Matthew wurde richtig süchtig nach moderner Musik. Mir blieb allerdings ein Rätsel, wie er auf Daliah Lavi kam, neuerdings fuhr er voll auf ihre dunkle, rauchige Stimme ab. Er hatte sogar eine LP von ihr bei mir deponiert. »Meine Mutter hätte dafür absolut kein Verständnis«, sagte er, schon froh darüber, dass sie mich akzeptierte, trotz meines progressiven Musikgeschmacks, wie sie stets anmerkte.
Wie würde sie reagieren, wenn sie erfuhr, dass Matthew und ich eine Band gründen wollten?
Sich schnell nähernde Motorgeräusche verscheuchten meine Gedanken. Scheinwerfer, ein Wagen tauchten in der Kurve auf. Ich kniff geblendet die Augen zusammen, blieb stehen, und beim Geräusch, das die abbremsenden Reifen auf dem Asphalt machten, umklammerte ich meine Gitarre fester.

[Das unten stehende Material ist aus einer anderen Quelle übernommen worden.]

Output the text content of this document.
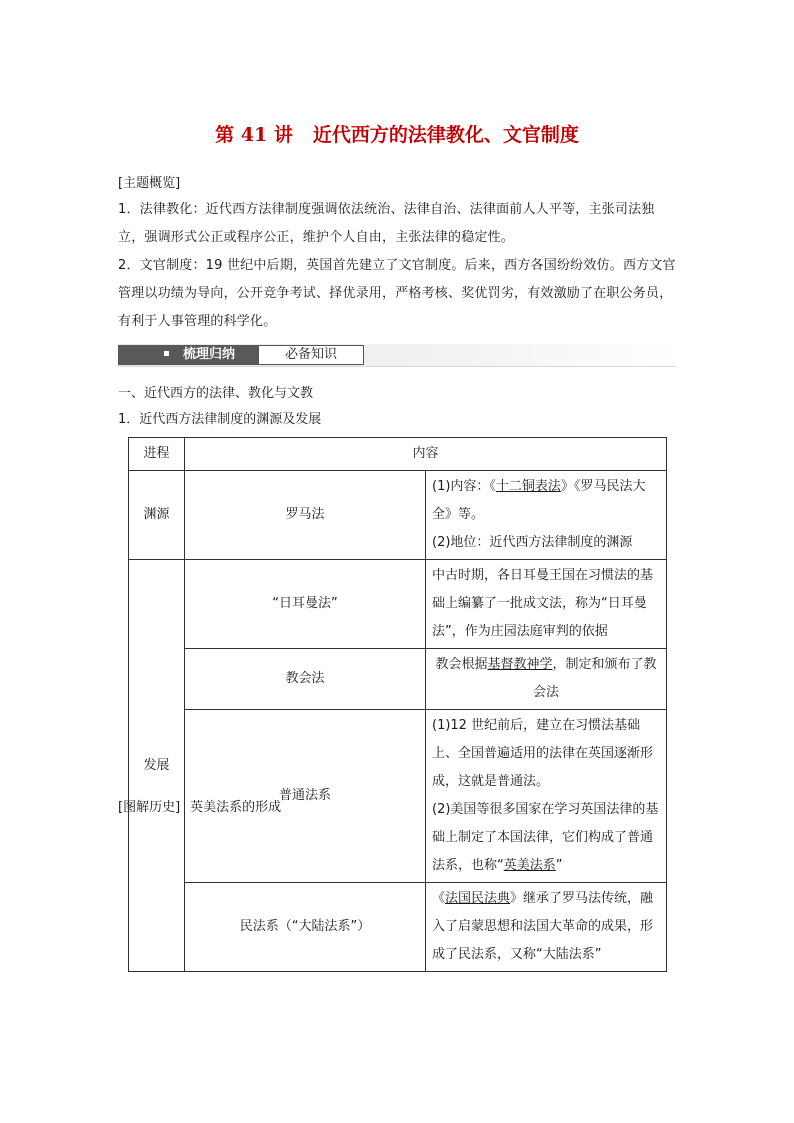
第 41 讲 近代西方的法律教化、文官制度
[主题概览]

1．法律教化：近代西方法律制度强调依法统治、法律自治、法律面前人人平等，主张司法独立，强调形式公正或程序公正，维护个人自由，主张法律的稳定性。

2．文官制度：19 世纪中后期，英国首先建立了文官制度。后来，西方各国纷纷效仿。西方文官管理以功绩为导向，公开竞争考试、择优录用，严格考核、奖优罚劣，有效激励了在职公务员，有利于人事管理的科学化。

梳理归纳	必备知识
一、近代西方的法律、教化与文教
1．近代西方法律制度的渊源及发展
进程	内容	
渊源	罗马法	(1)内容：《十二铜表法》《罗马民法大全》等。
(2)地位：近代西方法律制度的渊源

发展	“日耳曼法”	中古时期，各日耳曼王国在习惯法的基础上编纂了一批成文法，称为“日耳曼法”，作为庄园法庭审判的依据
	教会法	教会根据基督教神学，制定和颁布了教会法
	普通法系	(1)12 世纪前后，建立在习惯法基础上、全国普遍适用的法律在英国逐渐形成，这就是普通法。
(2)美国等很多国家在学习英国法律的基础上制定了本国法律，它们构成了普通法系，也称“英美法系”

	民法系（“大陆法系”）	《法国民法典》继承了罗马法传统，融入了启蒙思想和法国大革命的成果，形成了民法系，又称“大陆法系”
[图解历史] 英美法系的形成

»Wie war die Party?«, fragte der Langhaarige, als er das Fenster am Chevy heruntergekurbelt hatte.
Nachdem ich Kevin in unserem Garten überrascht hatte, war ich ihm des Öfteren in der Stadt begegnet. Er hatte mich nie bemerkt, und ich scheute mich, ihn anzusprechen. Das lag an dem Typen, der immer bei ihm war. Der Mann war um einiges älter gewesen, und durch seine harten Gesichtszüge und die hässliche Narbe an seiner Schläfe erschien er mir suspekt.

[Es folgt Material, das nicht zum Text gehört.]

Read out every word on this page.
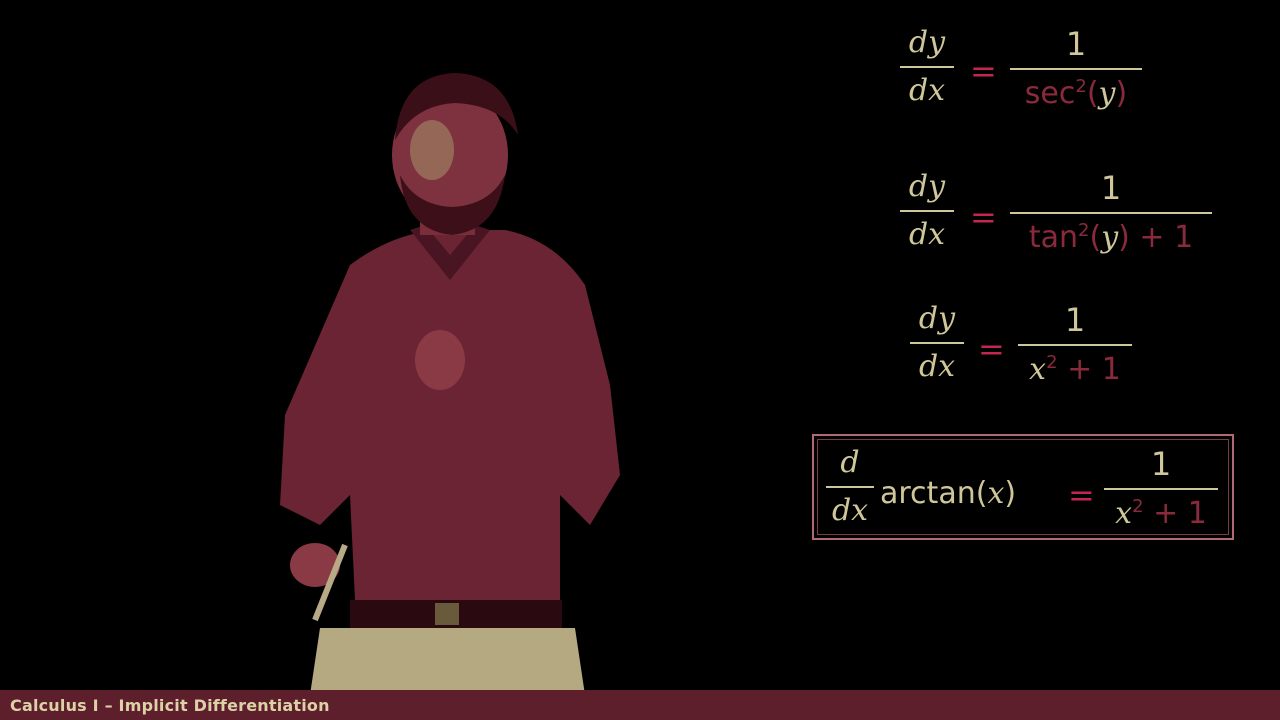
dy
dx
=
1
$\sec^2(y)$
dy
dx =
1
$\tan^2(y) + 1$
dy
dx =
1
$x^2 + 1$
d
dx arctan(x) =
1
$x^2 + 1$
Calculus I – Implicit Differentiation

»Woher weißt du von einer Party?«, fragte ich.
»Ich weiß so ziemlich alles, was im Village abgeht.« Kevin grinste. »Dazu gehört auch, dass du mit Matthew Cunningham die Schulbank drückst.«
Ich nickte und kam mir dabei blöd vor.
»Peggy hätte mich ja gerne eingeladen, aber ihr alter Herr hat etwas gegen mich.«
Weil mir allmählich kalt wurde, schob ich die Schultern hoch.
Er deutete mit dem Kinn die Straße entlang. »Ich wohne gleich da vorne und spendiere dir noch einen Drink.« Er sah mich lauernd an. »Ich bringe dich später nach Hause.«
Ich war unsicher und zudem hundemüde.
»Dabei erzählst du mir, was es damit auf sich hat.« Er deutete auf meine Gitarre. »Bist du gut genug für eine Band? Ich hätte schon lange Bock darauf, eine zu gründen.«
Sofort war ich hellwach und riss die Augen auf.